Reputation: 41
I wrote a linux kernel module and a user space application. They had been communicating very well via netlink. But I got errno 111 (connection refused) when I was trying to run the user space application on an emulated node in CORE (Common Open Research Emulator). Could you help me find the cause (according to CORE, an emulated node is a virtual machine, which uses the same kernel as the local host)?
Thanks a lot!
Upvotes: 2
Views: 359
Reputation: 41
The reason why I got "connection refused" error is because the user-land and kernel-land processes were not residing in the same network space. The kernel-land process was listening in the "root" space, while the user-land process was sending in another space.
CORE uses Linux virtualization.

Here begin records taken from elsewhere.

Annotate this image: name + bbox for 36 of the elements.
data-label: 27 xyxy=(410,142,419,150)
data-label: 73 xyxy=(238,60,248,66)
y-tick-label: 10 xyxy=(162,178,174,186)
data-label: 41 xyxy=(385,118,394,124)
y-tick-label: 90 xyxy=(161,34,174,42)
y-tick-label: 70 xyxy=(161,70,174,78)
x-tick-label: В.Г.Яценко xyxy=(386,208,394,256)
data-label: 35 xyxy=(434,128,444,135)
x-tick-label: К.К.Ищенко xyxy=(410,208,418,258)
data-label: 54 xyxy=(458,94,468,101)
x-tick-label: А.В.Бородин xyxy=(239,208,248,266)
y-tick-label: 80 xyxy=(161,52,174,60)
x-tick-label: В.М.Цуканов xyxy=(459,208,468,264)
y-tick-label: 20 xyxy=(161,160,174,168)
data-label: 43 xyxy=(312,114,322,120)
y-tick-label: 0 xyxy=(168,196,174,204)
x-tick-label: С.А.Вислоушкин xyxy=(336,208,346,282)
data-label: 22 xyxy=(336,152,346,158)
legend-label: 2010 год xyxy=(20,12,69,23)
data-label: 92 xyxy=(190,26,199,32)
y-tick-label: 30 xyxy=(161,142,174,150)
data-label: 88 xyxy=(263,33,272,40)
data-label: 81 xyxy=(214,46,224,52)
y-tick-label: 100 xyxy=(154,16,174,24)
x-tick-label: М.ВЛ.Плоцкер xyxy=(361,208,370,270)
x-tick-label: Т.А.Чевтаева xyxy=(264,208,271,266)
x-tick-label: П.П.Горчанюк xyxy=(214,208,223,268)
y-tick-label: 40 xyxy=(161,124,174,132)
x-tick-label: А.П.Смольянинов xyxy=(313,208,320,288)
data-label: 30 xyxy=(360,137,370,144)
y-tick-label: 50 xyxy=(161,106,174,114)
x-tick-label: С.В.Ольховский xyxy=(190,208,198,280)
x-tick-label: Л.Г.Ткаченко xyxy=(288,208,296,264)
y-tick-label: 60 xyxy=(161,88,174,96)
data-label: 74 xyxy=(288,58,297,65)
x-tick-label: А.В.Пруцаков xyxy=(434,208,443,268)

It creates separate process and network spaces for each emulated node. If an application is running on a CORE node, its user-land process has its own process-ID space and network stack space. The messages sent by the application were confined within the CORE node's own spaces.
To enable kernel-land and user-land communication when CORE is used, we should let the application switch to the kernel's network space first, and then create a netlink socket and send messages over the socket.
To switch to the kernel's network space, we need first mount /proc
to /proc_root
. And then, in the application, add {fd = open("/proc_root/1/ns/net", O_RDONLY); setns(fd, 0);}
before sending messages to the kernel-land process using Netlink.
Upvotes: 1
Reputation: 306
My guess is that it happened because of lack of linux capabilities (CAP_NET_ADMIN). Did you check capabilities of your user space process and your VM process?